How many total gifts in the twelve days of christmas if we extend 12 to any number?

Question

I got this question today in an interview: write a function to calculate the total number of gifts received for any day in the 12 days of christmas song. I wrote a simple function using a for() loop in c#'ish code that worked. Then the interviewer asked me to extend it to any number of days. The conversation then turned to how to optimize the loop. Apparently there's a cool math trick that will do this within the limits of whatever your integer is. Anyone know what it is and what it's called?
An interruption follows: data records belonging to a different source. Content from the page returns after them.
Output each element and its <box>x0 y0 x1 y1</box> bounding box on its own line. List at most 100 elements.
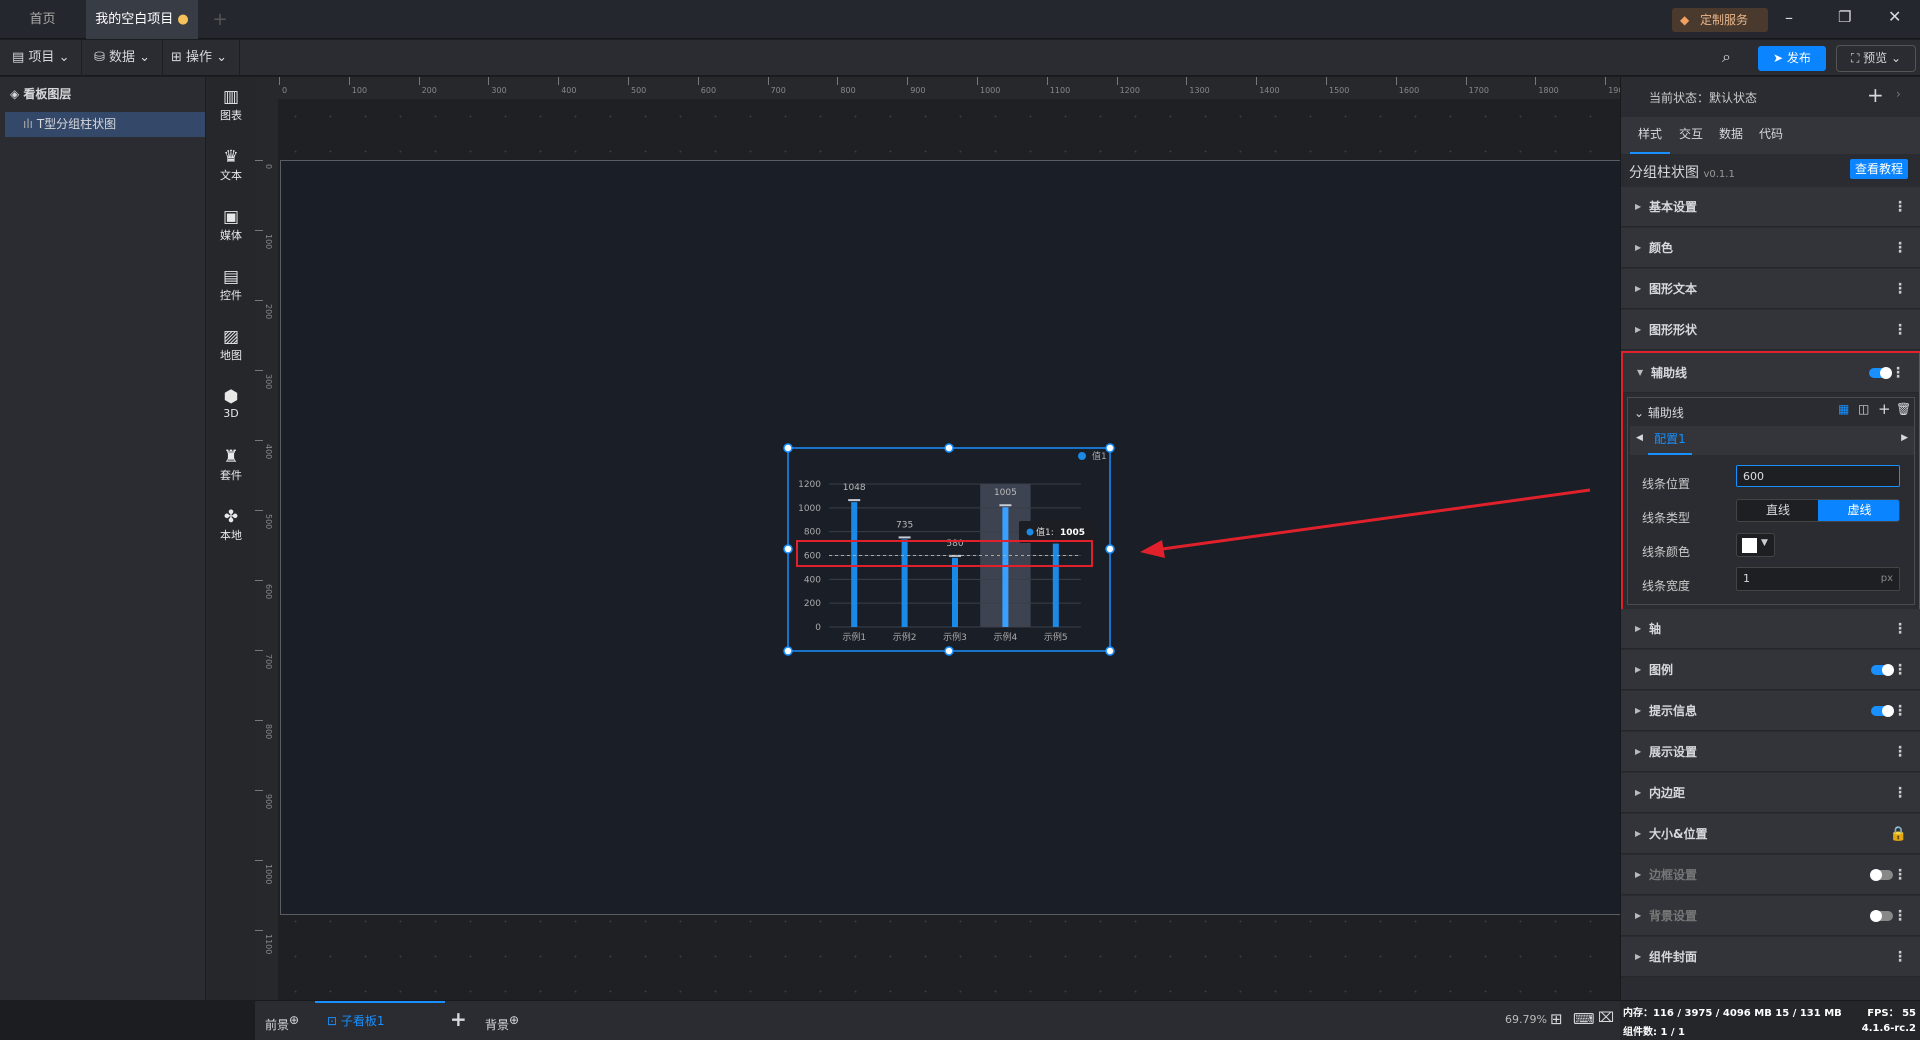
caret-right-icon: ▶ <box>1635 870 1642 879</box>
section-guide[interactable]: ▼ 辅助线 ⋮ <box>1623 353 1919 393</box>
bar-cap <box>999 504 1012 507</box>
resize-handle[interactable] <box>783 646 793 656</box>
add-icon[interactable]: + <box>1878 400 1891 418</box>
add-circle-icon[interactable]: ⊕ <box>509 1013 519 1027</box>
line-color-picker[interactable]: ▼ <box>1736 533 1775 557</box>
section-row[interactable]: ▶ 图形文本 ⋮ <box>1621 269 1920 309</box>
section-toggle[interactable] <box>1870 869 1893 881</box>
y-tick-label: 600 <box>804 552 821 562</box>
tab-style[interactable]: 样式 <box>1630 117 1670 154</box>
section-row[interactable]: ▶ 图例 ⋮ <box>1621 650 1920 690</box>
section-toggle[interactable] <box>1871 705 1894 717</box>
section-row[interactable]: ▶ 提示信息 ⋮ <box>1621 691 1920 731</box>
config-tab[interactable]: 配置1 <box>1648 426 1692 455</box>
add-subboard-button[interactable]: + <box>450 1007 467 1031</box>
background-tab[interactable]: 背景⊕ <box>485 1013 519 1033</box>
more-icon[interactable]: ⋮ <box>1891 353 1905 393</box>
more-icon[interactable]: ⋮ <box>1893 691 1907 731</box>
more-icon[interactable]: ⋮ <box>1893 269 1907 309</box>
subboard-tab[interactable]: ⊡ 子看板1 <box>315 1001 445 1040</box>
tab-code[interactable]: 代码 <box>1751 117 1791 151</box>
section-label: 大小&位置 <box>1649 827 1708 841</box>
resize-handle[interactable] <box>1105 646 1115 656</box>
trash-icon[interactable]: 🗑 <box>1896 402 1911 416</box>
section-row[interactable]: ▶ 边框设置 ⋮ <box>1621 855 1920 895</box>
resize-handle[interactable] <box>944 443 954 453</box>
selection-frame[interactable] <box>787 447 1111 652</box>
y-tick-label: 400 <box>804 575 821 585</box>
guide-sub-title: 辅助线 <box>1647 406 1684 420</box>
legend-marker[interactable] <box>1078 452 1086 460</box>
section-row[interactable]: ▶ 轴 ⋮ <box>1621 609 1920 649</box>
more-icon[interactable]: ⋮ <box>1893 650 1907 690</box>
section-row[interactable]: ▶ 图形形状 ⋮ <box>1621 310 1920 350</box>
lock-icon[interactable]: 🔒 <box>1890 814 1907 854</box>
tutorial-button[interactable]: 查看教程 <box>1850 159 1908 179</box>
bar-cap <box>898 536 911 539</box>
more-icon[interactable]: ⋮ <box>1893 609 1907 649</box>
bar[interactable] <box>1052 543 1059 627</box>
section-label: 内边距 <box>1649 786 1686 800</box>
section-row[interactable]: ▶ 内边距 ⋮ <box>1621 773 1920 813</box>
add-circle-icon[interactable]: ⊕ <box>289 1013 299 1027</box>
properties-panel: 当前状态：默认状态 + › 样式 交互 数据 代码 分组柱状图 v0.1.1 查… <box>1620 77 1920 1000</box>
section-toggle[interactable] <box>1871 664 1894 676</box>
more-icon[interactable]: ⋮ <box>1893 896 1907 936</box>
foreground-tab[interactable]: 前景⊕ <box>265 1013 299 1033</box>
section-label: 图例 <box>1649 663 1674 677</box>
more-icon[interactable]: ⋮ <box>1893 187 1907 227</box>
tab-interaction[interactable]: 交互 <box>1671 117 1711 151</box>
bar[interactable] <box>851 502 858 627</box>
bar[interactable] <box>1002 507 1009 627</box>
color-label: 线条颜色 <box>1642 545 1691 559</box>
resize-handle[interactable] <box>944 646 954 656</box>
resize-handle[interactable] <box>1105 443 1115 453</box>
caret-right-icon: ▶ <box>1635 747 1642 756</box>
resize-handle[interactable] <box>783 443 793 453</box>
chevron-right-icon[interactable]: › <box>1896 87 1901 101</box>
keyboard-icon[interactable]: ⌨ <box>1573 1010 1595 1028</box>
line-type-dashed[interactable]: 虚线 <box>1818 500 1899 521</box>
guide-toggle[interactable] <box>1869 367 1892 379</box>
grid-layout-icon[interactable]: ◫ <box>1858 402 1869 416</box>
resize-handle[interactable] <box>783 544 793 554</box>
section-row[interactable]: ▶ 基本设置 ⋮ <box>1621 187 1920 227</box>
line-type-solid[interactable]: 直线 <box>1737 500 1819 521</box>
more-icon[interactable]: ⋮ <box>1893 310 1907 350</box>
more-icon[interactable]: ⋮ <box>1893 855 1907 895</box>
position-label: 线条位置 <box>1642 477 1691 491</box>
terminal-icon[interactable]: ⌧ <box>1598 1010 1614 1026</box>
tab-prev-icon[interactable]: ◀ <box>1636 433 1643 443</box>
legend-label[interactable]: 值1 <box>1092 450 1107 462</box>
y-tick-label: 200 <box>804 599 821 609</box>
caret-right-icon: ▶ <box>1635 325 1642 334</box>
memory-status: 内存：116 / 3975 / 4096 MB 15 / 131 MB <box>1623 1008 1842 1019</box>
bar-cap <box>848 499 861 502</box>
tab-next-icon[interactable]: ▶ <box>1901 433 1908 443</box>
table-layout-icon[interactable]: ▦ <box>1838 402 1849 416</box>
section-row[interactable]: ▶ 组件封面 ⋮ <box>1621 937 1920 977</box>
more-icon[interactable]: ⋮ <box>1893 732 1907 772</box>
line-position-input[interactable] <box>1736 465 1900 487</box>
resize-handle[interactable] <box>1105 544 1115 554</box>
line-width-input[interactable]: 1 px <box>1736 567 1900 591</box>
more-icon[interactable]: ⋮ <box>1893 228 1907 268</box>
bar[interactable] <box>952 557 958 627</box>
section-toggle[interactable] <box>1870 910 1893 922</box>
fit-screen-icon[interactable]: ⊞ <box>1550 1010 1563 1028</box>
bar[interactable] <box>901 539 908 627</box>
caret-right-icon: ▶ <box>1635 952 1642 961</box>
current-state: 当前状态：默认状态 <box>1649 91 1758 105</box>
more-icon[interactable]: ⋮ <box>1893 773 1907 813</box>
section-row[interactable]: ▶ 颜色 ⋮ <box>1621 228 1920 268</box>
section-row[interactable]: ▶ 展示设置 ⋮ <box>1621 732 1920 772</box>
guide-subheader[interactable]: ⌄ 辅助线 <box>1634 404 1684 421</box>
add-state-button[interactable]: + <box>1867 83 1884 107</box>
section-row[interactable]: ▶ 大小&位置 🔒 <box>1621 814 1920 854</box>
caret-right-icon: ▶ <box>1635 829 1642 838</box>
more-icon[interactable]: ⋮ <box>1893 937 1907 977</box>
data-label: 1005 <box>994 488 1017 498</box>
tab-data[interactable]: 数据 <box>1711 117 1751 151</box>
caret-right-icon: ▶ <box>1635 788 1642 797</box>
section-row[interactable]: ▶ 背景设置 ⋮ <box>1621 896 1920 936</box>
Any language is ok and a reference to the algorithm would be fabuloso.

Answers that use recursion are NOT what I'm looking for.

EDIT: Answer for day 2 is 4 gifts total, not 3 since I will have 2 Trees (1 from today, 1 from yesterday) and 2 partridges. On day 12 I'll have received a total of 364. I want the formula that lets me input 12 and get 364.

Answer 1

On the n th day, we get 1 + 2 + 3 + ... + n gifts.

Or ... (1 + n) + (2 + n-1) + ...

In other words, (n + 1) * n/2.

Answer 2

• On the first day, you get 1.
• On the second day, you get 1 + 2.
• On the third day, you get 1 + 2 + 3.
• ...
• On nth day, you get 1 + 2 + 3 + ... + n.

The sum 1 + 2 + ... + n is n(n+1)/2. So the total number, T(N) is the sum of n(n+1)/2 for n in 1..N, where N is the number of days.

Now, n(n+1)/2 = n^2 / 2 + n / 2, and sum of n^2 for n in 1..N is N(N+1)(2N+1)/6, so you get:

T(N) = N(N+1)(2N+1)/12 + N(N+1)/4
     = N(N^2 + 3N + 2) / 6

No loops. No recursion.